Insurance provides a way to reduce the risk that we make a suboptimal or even a bad decision
So we all need assurance in all of our decision-making, both personal and organizational. When it comes to a group of people making a decision, there will be additional requirements: we will need to have a common understanding of the level of assurance the group needs and a common process to achieve that level of assurance. .
There are also new risks. There may be conflicts of interest between those who prepare the information, guarantee the information and use the information. This is why insurance is defined by reference to a tripartite relationship. If the people who produce the information also insure the information, then the people who use the information will not be confident enough. This is also the case if the people producing the information employ an agent to provide the information for them. An agent acts for its principal, not for the users. Assurance is a process of making potentially useful information actually useful.
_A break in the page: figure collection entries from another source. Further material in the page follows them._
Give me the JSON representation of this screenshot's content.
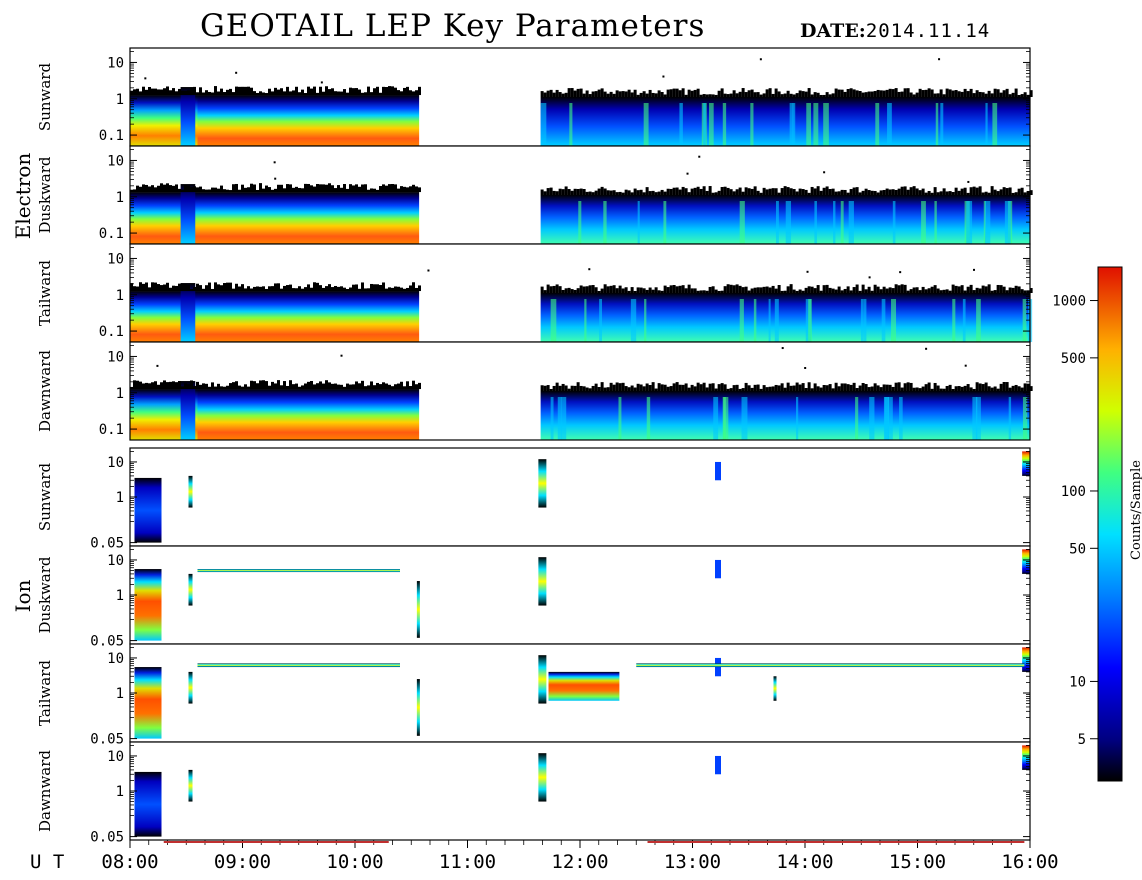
{
  "header": {
    "title": "GEOTAIL LEP Key Parameters",
    "date_label": "DATE:",
    "date_value": "2014.11.14"
  },
  "groups": [
    {
      "label": "Electron"
    },
    {
      "label": "Ion"
    }
  ],
  "colorbar": {
    "label": "Counts/Sample",
    "ticks": [
      "1000",
      "500",
      "100",
      "50",
      "10",
      "5"
    ],
    "tick_values": [
      1000,
      500,
      100,
      50,
      10,
      5
    ],
    "range": [
      3,
      1500
    ],
    "scale": "log"
  },
  "x_axis": {
    "label": "U T",
    "ticks": [
      "08:00",
      "09:00",
      "10:00",
      "11:00",
      "12:00",
      "13:00",
      "14:00",
      "15:00",
      "16:00"
    ],
    "range": [
      8,
      16
    ]
  },
  "chart_data": [
    {
      "type": "heatmap",
      "group": "Electron",
      "panel": "Sunward",
      "y_ticks": [
        "10",
        "1",
        "0.1"
      ],
      "y_range": [
        0.05,
        25
      ],
      "y_scale": "log",
      "x_range": [
        8,
        16
      ],
      "data_coverage": [
        [
          8.0,
          10.57
        ],
        [
          11.65,
          16.0
        ]
      ],
      "grid": false
    },
    {
      "type": "heatmap",
      "group": "Electron",
      "panel": "Duskward",
      "y_ticks": [
        "10",
        "1",
        "0.1"
      ],
      "y_range": [
        0.05,
        25
      ],
      "y_scale": "log",
      "x_range": [
        8,
        16
      ],
      "data_coverage": [
        [
          8.0,
          10.57
        ],
        [
          11.65,
          16.0
        ]
      ],
      "grid": false
    },
    {
      "type": "heatmap",
      "group": "Electron",
      "panel": "Tailward",
      "y_ticks": [
        "10",
        "1",
        "0.1"
      ],
      "y_range": [
        0.05,
        25
      ],
      "y_scale": "log",
      "x_range": [
        8,
        16
      ],
      "data_coverage": [
        [
          8.0,
          10.57
        ],
        [
          11.65,
          16.0
        ]
      ],
      "grid": false
    },
    {
      "type": "heatmap",
      "group": "Electron",
      "panel": "Dawnward",
      "y_ticks": [
        "10",
        "1",
        "0.1"
      ],
      "y_range": [
        0.05,
        25
      ],
      "y_scale": "log",
      "x_range": [
        8,
        16
      ],
      "data_coverage": [
        [
          8.0,
          10.57
        ],
        [
          11.65,
          16.0
        ]
      ],
      "grid": false
    },
    {
      "type": "heatmap",
      "group": "Ion",
      "panel": "Sunward",
      "y_ticks": [
        "10",
        "1",
        "0.05"
      ],
      "y_range": [
        0.04,
        25
      ],
      "y_scale": "log",
      "x_range": [
        8,
        16
      ],
      "grid": false
    },
    {
      "type": "heatmap",
      "group": "Ion",
      "panel": "Duskward",
      "y_ticks": [
        "10",
        "1",
        "0.05"
      ],
      "y_range": [
        0.04,
        25
      ],
      "y_scale": "log",
      "x_range": [
        8,
        16
      ],
      "grid": false
    },
    {
      "type": "heatmap",
      "group": "Ion",
      "panel": "Tailward",
      "y_ticks": [
        "10",
        "1",
        "0.05"
      ],
      "y_range": [
        0.04,
        25
      ],
      "y_scale": "log",
      "x_range": [
        8,
        16
      ],
      "grid": false
    },
    {
      "type": "heatmap",
      "group": "Ion",
      "panel": "Dawnward",
      "y_ticks": [
        "10",
        "1",
        "0.05"
      ],
      "y_range": [
        0.04,
        25
      ],
      "y_scale": "log",
      "x_range": [
        8,
        16
      ],
      "grid": false
    }
  ]
}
Insurance or appraisal: not the same, but related
Insurance is a special type of assessment. In an assessment, the assessor may work on a scope that has been determined by a variety of people, and the report may be prepared for the benefit of a wide variety of people, and the extent to which the assessor can render the public conclusions will also vary. The approaches used by an evaluator will depend on the discussions between the evaluator and the scoper. Competency requirements for the appraiser will also be set by whoever is paying and although there are professional standards and qualifications, possessing them is not a legal requirement for those involved in an appraisal.
I don’t understand why anyone interested in social impact would object to ensuring social impact reporting
In insurance, there is a predefined perimeter, fixed by reference to the interests of a group which has not prepared the information, and generally not paid for it and which follows international standards of preparation and publication. The work to be performed meets international insurance standards. The organizations providing the insurance must be approved and the staff must meet standards of competence; there will be an external review to ensure compliance with all of these requirements.
Given that social impact is primarily felt by those with less influence, who generally cannot hold organizations to account, I don’t understand why anyone with an interest in social impact would oppose assurance of social impact reporting – assurance that the information is useful and that the organization is using it effectively.
Coming soon: why insurance is important in our current economic system and in financial auditing.